Integration of sin (5x/2) / sin(x/2)

To integrate the given function, sin (5x/2) / sin(x/2), we can use the concept of trigonometric identities and substitution. Let's break down the integration process into steps:

1. Simplify the expression using trigonometric identities:
By using the identity sin(2θ) = 2sin(θ)cos(θ), we can rewrite the expression as:
sin (5x/2) / sin(x/2) = sin (5x/2) / (2sin(x/2)cos(x/2))

2. Apply the substitution method:
Let's substitute u = sin(x/2), then du = (1/2)cos(x/2)dx.
Rearranging the substitution equation, we have dx = (2/ cos(x/2))du.

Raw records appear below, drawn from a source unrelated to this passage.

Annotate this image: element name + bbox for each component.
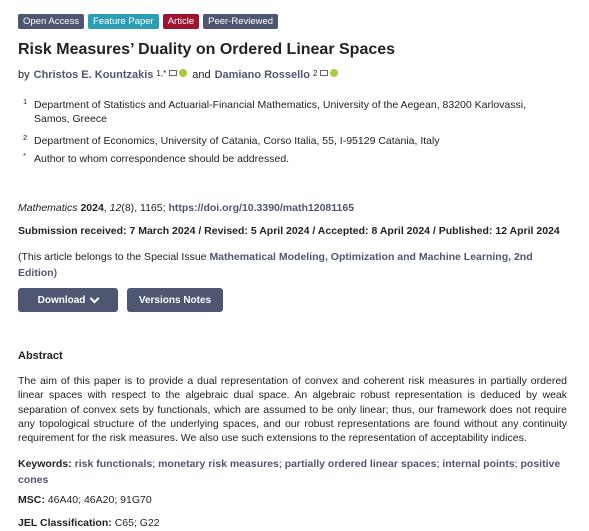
badge-feature-paper[interactable]: Feature Paper — [87, 14, 159, 29]
keyword-link[interactable]: partially ordered linear spaces — [285, 458, 437, 470]
orcid-icon[interactable] — [179, 69, 188, 77]
special-issue-note: (This article belongs to the Special Iss… — [18, 249, 548, 281]
badge-peer-reviewed[interactable]: Peer-Reviewed — [203, 14, 279, 29]
download-label: Download — [37, 294, 86, 306]
mail-icon[interactable] — [169, 70, 178, 76]
by-label: by — [18, 69, 30, 81]
and-label: and — [192, 69, 211, 81]
versions-notes-button[interactable]: Versions Notes — [127, 288, 223, 312]
author-2-affil: 2 — [312, 68, 318, 78]
author-line: by Christos E. Kountzakis 1,* and Damian… — [18, 68, 339, 81]
publication-dates: Submission received: 7 March 2024 / Revi… — [18, 225, 560, 237]
keywords: Keywords: risk functionals; monetary ris… — [18, 458, 561, 486]
abstract-heading: Abstract — [18, 350, 63, 362]
jel-label: JEL Classification: — [18, 517, 112, 529]
keyword-link[interactable]: monetary risk measures — [158, 458, 279, 470]
versions-notes-label: Versions Notes — [138, 294, 212, 306]
author-2-link[interactable]: Damiano Rossello — [215, 69, 310, 81]
jel-value: C65; G22 — [114, 517, 160, 529]
orcid-icon[interactable] — [330, 69, 339, 77]
citation-volume: 12 — [109, 202, 122, 214]
abstract-text: The aim of this paper is to provide a du… — [18, 375, 567, 445]
mail-icon[interactable] — [320, 70, 329, 76]
badge-article: Article — [162, 14, 200, 29]
citation-issue: (8) — [121, 202, 135, 214]
affiliation-number: 1 — [23, 97, 28, 106]
keywords-label: Keywords: — [18, 458, 72, 470]
download-button[interactable]: Download — [18, 288, 118, 312]
affiliation-text: Author to whom correspondence should be … — [34, 153, 290, 165]
author-1-link[interactable]: Christos E. Kountzakis — [34, 69, 154, 81]
article-header: Open Access Feature Paper Article Peer-R… — [18, 14, 573, 529]
affiliation-text: Department of Statistics and Actuarial-F… — [34, 99, 526, 125]
special-issue-suffix: ) — [53, 267, 58, 279]
badge-open-access[interactable]: Open Access — [18, 14, 84, 29]
affiliation-number: 2 — [23, 133, 28, 142]
msc-line: MSC: 46A40; 46A20; 91G70 — [18, 494, 152, 506]
citation-line: Mathematics 2024, 12(8), 1165; https://d… — [18, 202, 355, 214]
journal-name: Mathematics — [18, 202, 78, 214]
chevron-down-icon — [89, 293, 100, 303]
msc-label: MSC: — [18, 494, 45, 506]
msc-value: 46A40; 46A20; 91G70 — [47, 494, 152, 506]
citation-year: 2024 — [80, 202, 104, 214]
keyword-link[interactable]: risk functionals — [75, 458, 153, 470]
special-issue-prefix: (This article belongs to the Special Iss… — [18, 251, 210, 263]
doi-link[interactable]: https://doi.org/10.3390/math12081165 — [168, 202, 354, 214]
keyword-link[interactable]: internal points — [442, 458, 514, 470]
article-title: Risk Measures’ Duality on Ordered Linear… — [18, 41, 396, 58]
affiliation-text: Department of Economics, University of C… — [34, 135, 440, 147]
author-1-affil: 1,* — [156, 68, 167, 78]
badge-row: Open Access Feature Paper Article Peer-R… — [18, 14, 573, 29]
affiliation-number: * — [23, 151, 26, 160]
jel-line: JEL Classification: C65; G22 — [18, 517, 160, 529]
citation-article: , 1165; — [134, 202, 166, 214]
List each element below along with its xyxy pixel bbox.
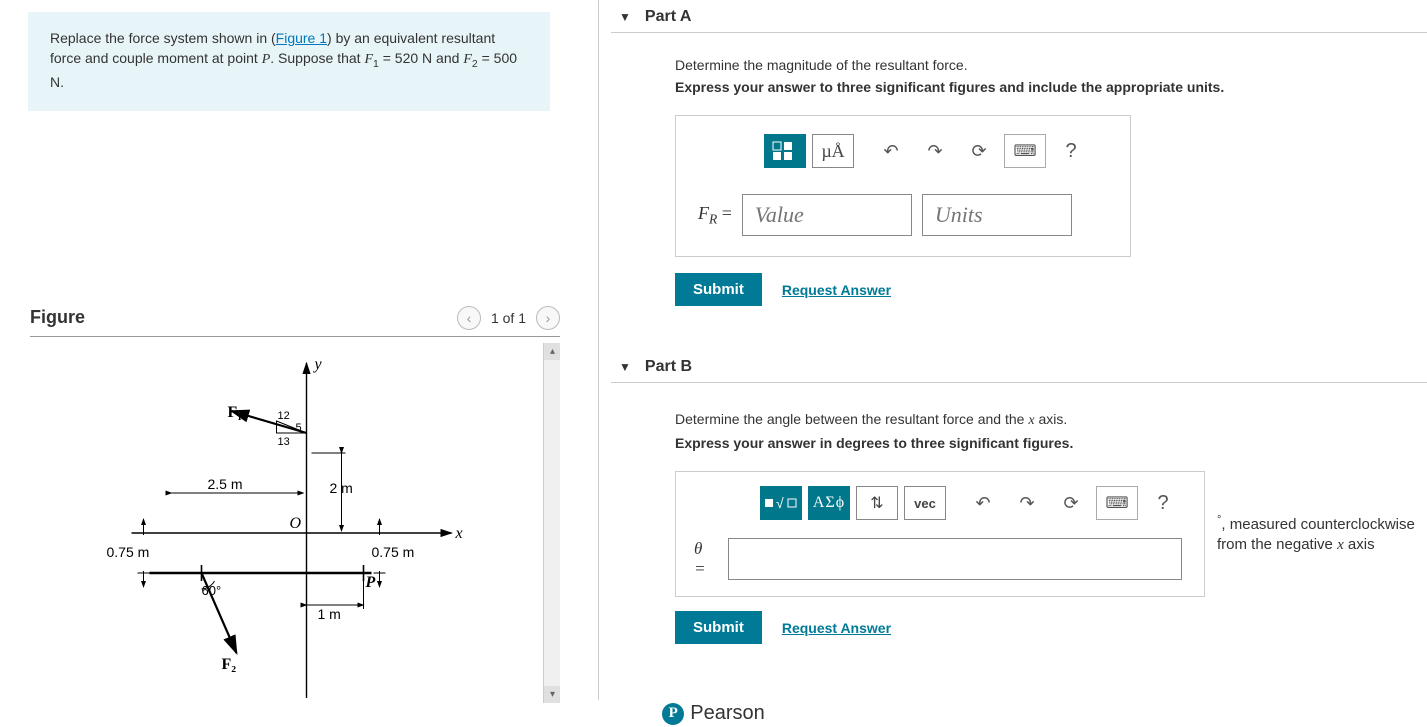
answer-label-FR: FR = — [698, 203, 732, 228]
problem-statement: Replace the force system shown in (Figur… — [28, 12, 550, 111]
answer-label-theta: θ = — [694, 539, 718, 579]
part-b-instruction-bold: Express your answer in degrees to three … — [675, 435, 1427, 451]
reset-button[interactable]: ⟳ — [1052, 493, 1090, 514]
part-a-title: Part A — [645, 8, 692, 26]
part-b-unit-suffix: °, measured counterclockwise from the ne… — [1217, 513, 1427, 556]
help-button[interactable]: ? — [1144, 492, 1182, 515]
help-button[interactable]: ? — [1052, 140, 1090, 163]
redo-button[interactable]: ↷ — [916, 141, 954, 162]
units-input[interactable] — [922, 194, 1072, 236]
svg-text:√: √ — [776, 495, 784, 511]
slope-13: 13 — [278, 436, 290, 448]
axis-y-label: y — [313, 356, 323, 373]
point-P: P — [365, 574, 376, 591]
dim-075m-left: 0.75 m — [107, 544, 150, 560]
vector-button[interactable]: vec — [904, 486, 946, 520]
figure-area: ▴ ▾ y x O — [30, 343, 560, 703]
origin-label: O — [290, 515, 302, 532]
value-input[interactable] — [742, 194, 912, 236]
part-a-instruction-bold: Express your answer to three significant… — [675, 79, 1427, 95]
figure-prev-button[interactable]: ‹ — [457, 306, 481, 330]
part-a-header[interactable]: ▼ Part A — [611, 4, 1427, 33]
var-F1-value: = 520 N — [379, 50, 432, 66]
keyboard-button[interactable]: ⌨ — [1004, 134, 1046, 168]
submit-button[interactable]: Submit — [675, 273, 762, 306]
part-a-answer-widget: µÅ ↶ ↷ ⟳ ⌨ ? FR = — [675, 115, 1131, 257]
slope-12: 12 — [278, 410, 290, 422]
figure-diagram: y x O 12 5 13 F₁ P 2 m — [30, 343, 543, 703]
scroll-up-button[interactable]: ▴ — [544, 343, 560, 360]
footer-brand: P Pearson — [0, 702, 1427, 725]
dim-075m-right: 0.75 m — [372, 544, 415, 560]
figure-link[interactable]: Figure 1 — [276, 30, 327, 46]
dim-2_5m: 2.5 m — [208, 476, 243, 492]
angle-60: 60° — [202, 583, 222, 598]
slope-5: 5 — [296, 422, 302, 434]
scroll-down-button[interactable]: ▾ — [544, 686, 560, 703]
part-b-header[interactable]: ▼ Part B — [611, 354, 1427, 383]
pearson-text: Pearson — [690, 702, 765, 725]
figure-scrollbar[interactable]: ▴ ▾ — [543, 343, 560, 703]
undo-button[interactable]: ↶ — [964, 493, 1002, 514]
templates-button[interactable]: √ — [760, 486, 802, 520]
subscript-button[interactable]: ⇅ — [856, 486, 898, 520]
undo-button[interactable]: ↶ — [872, 141, 910, 162]
figure-header: Figure ‹ 1 of 1 › — [30, 306, 560, 337]
collapse-icon: ▼ — [619, 360, 631, 374]
units-button[interactable]: µÅ — [812, 134, 854, 168]
problem-text: and — [432, 50, 463, 66]
part-b-instruction: Determine the angle between the resultan… — [675, 411, 1427, 429]
submit-button[interactable]: Submit — [675, 611, 762, 644]
dim-1m: 1 m — [318, 606, 341, 622]
theta-input[interactable] — [728, 538, 1182, 580]
reset-button[interactable]: ⟳ — [960, 141, 998, 162]
F1-label: F₁ — [228, 404, 243, 421]
keyboard-button[interactable]: ⌨ — [1096, 486, 1138, 520]
greek-button[interactable]: ΑΣϕ — [808, 486, 850, 520]
collapse-icon: ▼ — [619, 10, 631, 24]
problem-text: . — [60, 74, 64, 90]
request-answer-link[interactable]: Request Answer — [782, 282, 891, 298]
part-b-toolbar: √ ΑΣϕ ⇅ vec ↶ ↷ ⟳ ⌨ ? — [760, 486, 1182, 520]
var-F1-sym: F — [364, 52, 373, 67]
problem-text: Replace the force system shown in ( — [50, 30, 276, 46]
request-answer-link[interactable]: Request Answer — [782, 620, 891, 636]
F2-label: F₂ — [222, 656, 237, 673]
pearson-icon: P — [662, 703, 684, 725]
templates-button[interactable] — [764, 134, 806, 168]
figure-next-button[interactable]: › — [536, 306, 560, 330]
part-a-toolbar: µÅ ↶ ↷ ⟳ ⌨ ? — [764, 134, 1090, 168]
dim-2m: 2 m — [330, 480, 353, 496]
figure-pager-text: 1 of 1 — [491, 310, 526, 326]
part-a-instruction: Determine the magnitude of the resultant… — [675, 57, 1427, 73]
axis-x-label: x — [455, 525, 463, 542]
figure-title: Figure — [30, 307, 85, 328]
part-b-answer-widget: √ ΑΣϕ ⇅ vec ↶ ↷ ⟳ ⌨ ? θ = — [675, 471, 1205, 597]
figure-pager: ‹ 1 of 1 › — [457, 306, 560, 330]
var-P: P — [262, 52, 271, 67]
part-b-title: Part B — [645, 358, 692, 376]
var-F2-sym: F — [463, 52, 472, 67]
redo-button[interactable]: ↷ — [1008, 493, 1046, 514]
problem-text: . Suppose that — [270, 50, 364, 66]
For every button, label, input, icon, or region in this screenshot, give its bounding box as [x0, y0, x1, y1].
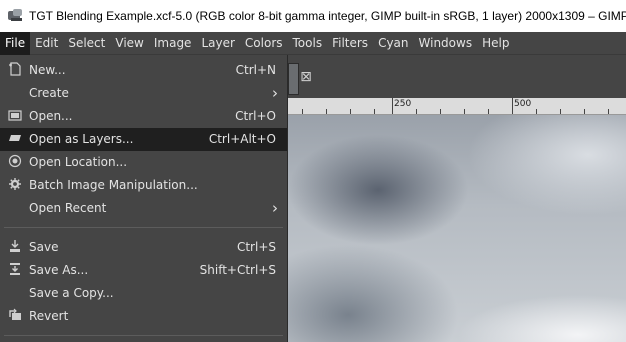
menu-item-label: New... [29, 63, 66, 77]
menu-item-label: Save [29, 240, 59, 254]
window-title-bar: TGT Blending Example.xcf-5.0 (RGB color … [0, 0, 626, 32]
menu-separator [4, 335, 283, 336]
menu-item-shortcut: Ctrl+O [235, 109, 276, 123]
menu-item-batch-image-manipulation[interactable]: Batch Image Manipulation... [0, 174, 287, 197]
menu-item-label: Open as Layers... [29, 132, 134, 146]
globe-icon [7, 154, 23, 170]
menu-bar: File Edit Select View Image Layer Colors… [0, 31, 626, 55]
menu-item-label: Save a Copy... [29, 286, 114, 300]
ruler-label: 250 [394, 99, 412, 109]
menu-colors[interactable]: Colors [240, 32, 288, 55]
menu-filters[interactable]: Filters [327, 32, 373, 55]
menu-view[interactable]: View [110, 32, 148, 55]
menu-item-save-a-copy[interactable]: Save a Copy... [0, 282, 287, 305]
image-tab-strip: ⊠ [288, 55, 626, 98]
menu-edit[interactable]: Edit [30, 32, 63, 55]
save-icon [7, 239, 23, 255]
chevron-right-icon: › [272, 199, 278, 217]
menu-item-label: Open Recent [29, 201, 107, 215]
image-canvas[interactable] [288, 115, 626, 342]
menu-layer[interactable]: Layer [196, 32, 239, 55]
menu-item-shortcut: Ctrl+N [235, 63, 276, 77]
menu-item-open-location[interactable]: Open Location... [0, 151, 287, 174]
ruler-label: 500 [514, 99, 532, 109]
save-as-icon [7, 262, 23, 278]
open-as-layers-icon [7, 131, 23, 147]
chevron-right-icon: › [272, 84, 278, 102]
new-icon [7, 62, 23, 78]
file-menu-dropdown: New... Ctrl+N Create › Open... Ctrl+O Op… [0, 55, 288, 342]
menu-file[interactable]: File [0, 31, 31, 55]
open-icon [7, 108, 23, 124]
menu-windows[interactable]: Windows [414, 32, 478, 55]
menu-item-open[interactable]: Open... Ctrl+O [0, 105, 287, 128]
menu-item-label: Open... [29, 109, 73, 123]
menu-cyan[interactable]: Cyan [373, 32, 413, 55]
menu-item-save[interactable]: Save Ctrl+S [0, 236, 287, 259]
horizontal-ruler[interactable]: 250 500 [288, 98, 626, 115]
menu-item-open-recent[interactable]: Open Recent › [0, 197, 287, 220]
menu-image[interactable]: Image [149, 32, 197, 55]
menu-item-label: Batch Image Manipulation... [29, 178, 198, 192]
menu-tools[interactable]: Tools [288, 32, 328, 55]
revert-icon [7, 308, 23, 324]
close-icon[interactable]: ⊠ [298, 69, 314, 85]
menu-item-new[interactable]: New... Ctrl+N [0, 59, 287, 82]
menu-item-label: Open Location... [29, 155, 128, 169]
menu-help[interactable]: Help [477, 32, 514, 55]
menu-item-label: Save As... [29, 263, 89, 277]
gimp-app-icon [8, 9, 24, 23]
menu-item-label: Revert [29, 309, 69, 323]
gear-icon [7, 177, 23, 193]
menu-item-open-as-layers[interactable]: Open as Layers... Ctrl+Alt+O [0, 128, 287, 151]
menu-item-shortcut: Ctrl+Alt+O [208, 132, 276, 146]
menu-item-label: Create [29, 86, 69, 100]
menu-item-shortcut: Shift+Ctrl+S [199, 263, 276, 277]
window-title: TGT Blending Example.xcf-5.0 (RGB color … [29, 9, 626, 23]
menu-item-revert[interactable]: Revert [0, 305, 287, 328]
menu-separator [4, 227, 283, 228]
menu-item-create[interactable]: Create › [0, 82, 287, 105]
menu-item-shortcut: Ctrl+S [236, 240, 276, 254]
menu-item-save-as[interactable]: Save As... Shift+Ctrl+S [0, 259, 287, 282]
menu-select[interactable]: Select [63, 32, 110, 55]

3. Substitute the expressions involving x with u:
Now, we can rewrite the integral as:
∫ (sin (5x/2) / (2sin(x/2)cos(x/2))) dx = ∫ (sin (5x/2) / (2u(1 - u^2))) (2/ cos(x/2)) du

4. Simplify the expression:
By canceling out the 2's and rearranging the terms, we get:
∫ (sin (5x/2) / (u(1 - u^2))) (1/ cos(x/2)) du

5. Apply another trigonometric identity:
Using the identity sin(θ) = 2tan(θ/2) / (1 + tan²(θ/2)), we can rewrite the expression as:
∫ [(2tan((5x/2)/2) / (1 + tan²((5x/2)/2))] / [(u(1 - u^2)) / (1 + u^2)]

6. Simplify further:
By multiplying the fractions, we have:
∫ [2tan((5x/4)) / (1 + tan²((5x/4)))] / [(u(1 - u^2)) / (1 + u^2)] du

7. Integrate the expression:
Now, we can integrate the expression with respect to u, which will involve using the standard integral of tan(θ):
∫ [2tan((5x/4)) / (1 + tan²((5x/4)))] / [(u(1 - u^2)) / (1 + u^2)] du = ∫ [2tan((5x/4))] / [u(1 - u²)] du

The integral of tan(θ) is ln|sec(θ)| + C, where C is the constant of integration.

8. Finalize the integration:
Integrating the expression, we have:
∫ [2tan((5x/4))] / [u(1 - u²)] du = 2ln|sec((5x/4))| + C

Thus, the final result of integrating sin (5x/2) / sin(x/2) is 2ln|sec((5x/4))| + C, where C is the constant of integration.